Her foster mom, Jen, also fostered Artie. Here is her back story as close I can remember.
Jen saw her posted on FB in late spring in a S. Kentucky shelter (about 6-7 hours away from here.) She was in pretty bad shape, missing hair along her spine, open sores on her back and pretty shut down.
People were commenting: "Oh, shucks, I'm 2 hours away or I'd get her...." Now 2 hours for us is not that big of a drive but obviously for some folks it was too far.
(And to think I went to Florida to get my German Pinscher. Interesting.)
Her face haunted Jen and she decided to help. With the help of some local folks who do transport, Butterscotch (Or Butterball or Butter-something), as she was known, was transported from KY to Akron, Ohio. Jen renamed her Eliana which is Hebrew for "God called me."
Jen got her back in shape but her Resident Bengal female was not willing to share Mom. There were some duke-it-ups. Jen posted on FB and asked around if someone could foster or adopt her as she loves attention and truly is a very sweet cat.
I decided, ah, what the heck, we can close off our basement which is also Marty's hang-out. We'll take her. If it really sucks, we can always give her back to Jen. She'll do right by her of course.
She sounds sweet and since Rufus, our black kitty, whom the Spousal Unit picked out, by the way, is a total Momma's boy maybe this cat can be the SU's buddy.
Jen brought her over Tuesday (Nov. 12th). She settled in immediately, ate right away, used her box etc. That evening, she schmoozed up to the SU.
Here's where it gets kind of weird for those who know all about our years of Step-Cat Drama.
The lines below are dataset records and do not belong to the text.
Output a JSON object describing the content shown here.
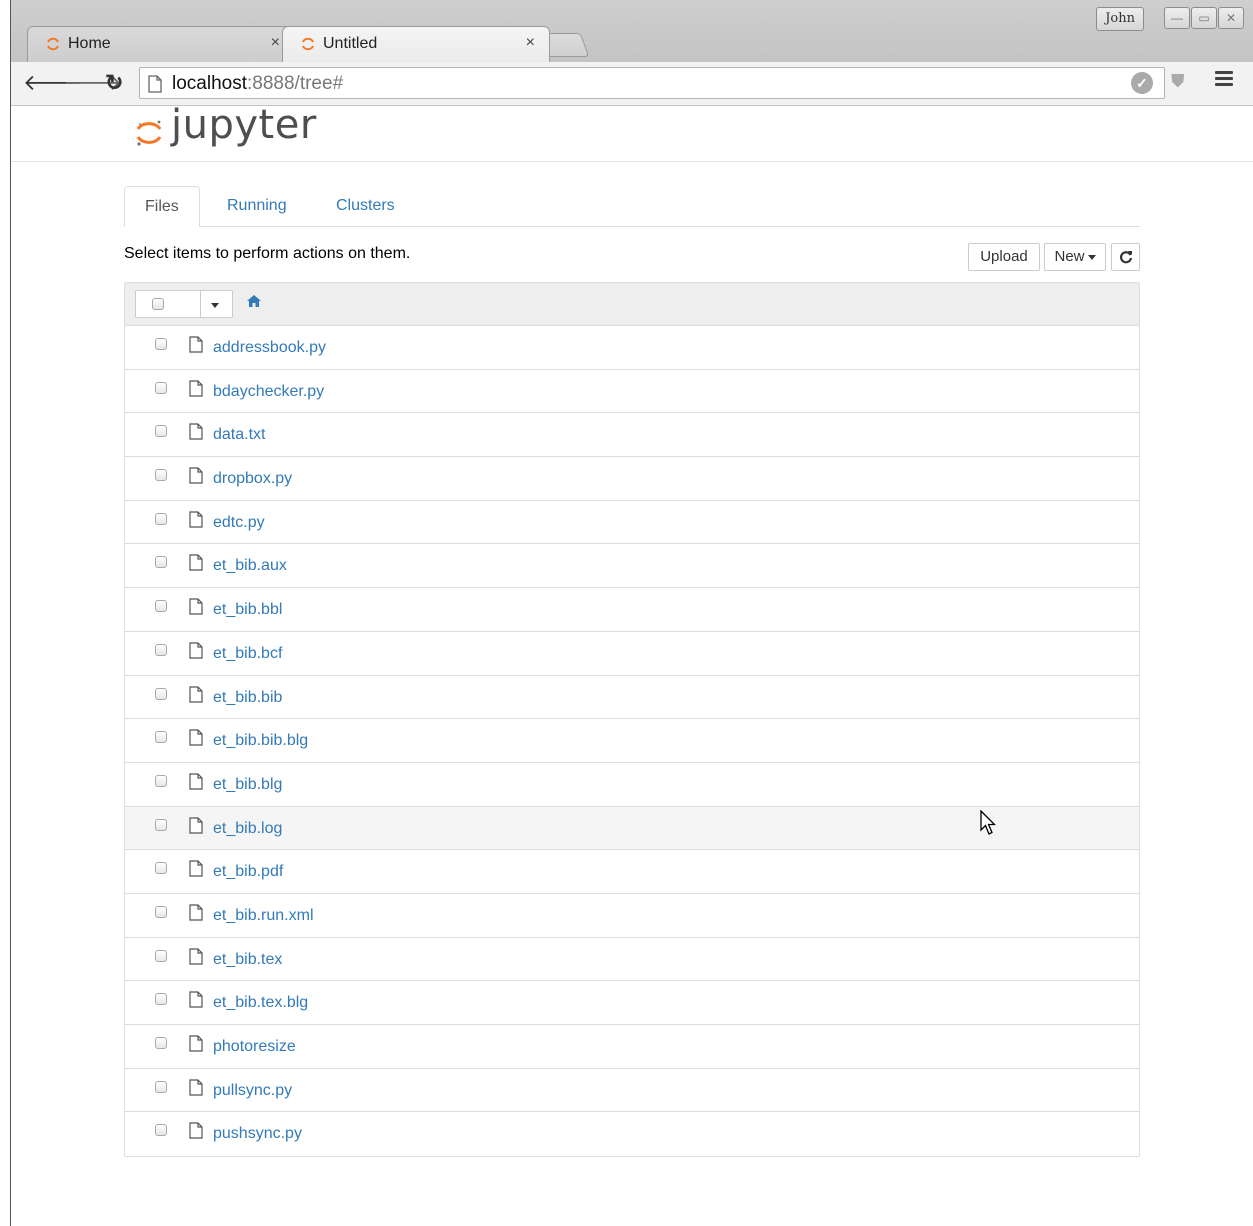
{
  "browser": {
    "tabs": [
      {
        "title": "Home",
        "close": "×"
      },
      {
        "title": "Untitled",
        "close": "×"
      }
    ],
    "user": "John",
    "url_host": "localhost",
    "url_rest": ":8888/tree#"
  },
  "app": {
    "logo_text": "jupyter",
    "tabs": [
      "Files",
      "Running",
      "Clusters"
    ],
    "hint": "Select items to perform actions on them.",
    "upload_label": "Upload",
    "new_label": "New"
  },
  "files": [
    "addressbook.py",
    "bdaychecker.py",
    "data.txt",
    "dropbox.py",
    "edtc.py",
    "et_bib.aux",
    "et_bib.bbl",
    "et_bib.bcf",
    "et_bib.bib",
    "et_bib.bib.blg",
    "et_bib.blg",
    "et_bib.log",
    "et_bib.pdf",
    "et_bib.run.xml",
    "et_bib.tex",
    "et_bib.tex.blg",
    "photoresize",
    "pullsync.py",
    "pushsync.py"
  ],
  "colors": {
    "link": "#337ab7",
    "jupyter_orange": "#f37726"
  }
}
Ellie isn't in my basement for two hours when I get a phone call from the step-kid with a true cat disaster. It almost always IS a disaster for a wide variety of reasons. Not the least of which is "Waiting until things have gotten so crappy..."
For those of you new-to-the-drama folks, we harbored her 2 cats for FIVE years, they left with her, came back, left, came back plus one and finally left. The coming-back times were NOT good: expensive, stressful, etc. I spent much of that time angry, resentful and bitter because I was the care-giver and I didn't want to do that, quite frankly. We are not a boarding kennel.
Long, long story.
The spousal unit and I decided earlier this year: "If they ever come back, that's it. They are ours and they won't be leaving." But we really felt that their parent needed to pony up and take care of her critters. Cigarettes vs. Cat Food? Really? It's fascinating what people's priorities are.
When Ellie arrived for fostering, she created the perfect excuse for us NOT taking back the step-cats. "Oh, we can't take in your extremely sick cats with fleas because we have an older foster and she comes first."
Now I know that sounds incredibly selfish, cynical and sad. I feel bad, I really do. I feel terrible that one of the Step-Cat's, little Dink, went to the Rainbow Bridge early Wednesday morning. I vacillated about whether or not we could put the other two cats in the attic. How much of this is pity for the cats or enabling?
No matter how this shakes down with Ellie; whether she's a foster or a family member, I think she might have been a most timely gift. Her presence helped me to say, "No."
October 2017. Alas, we had to put our darling girl down and send her to the Rainbow Bridge. Her body just gave out. Broke our hearts.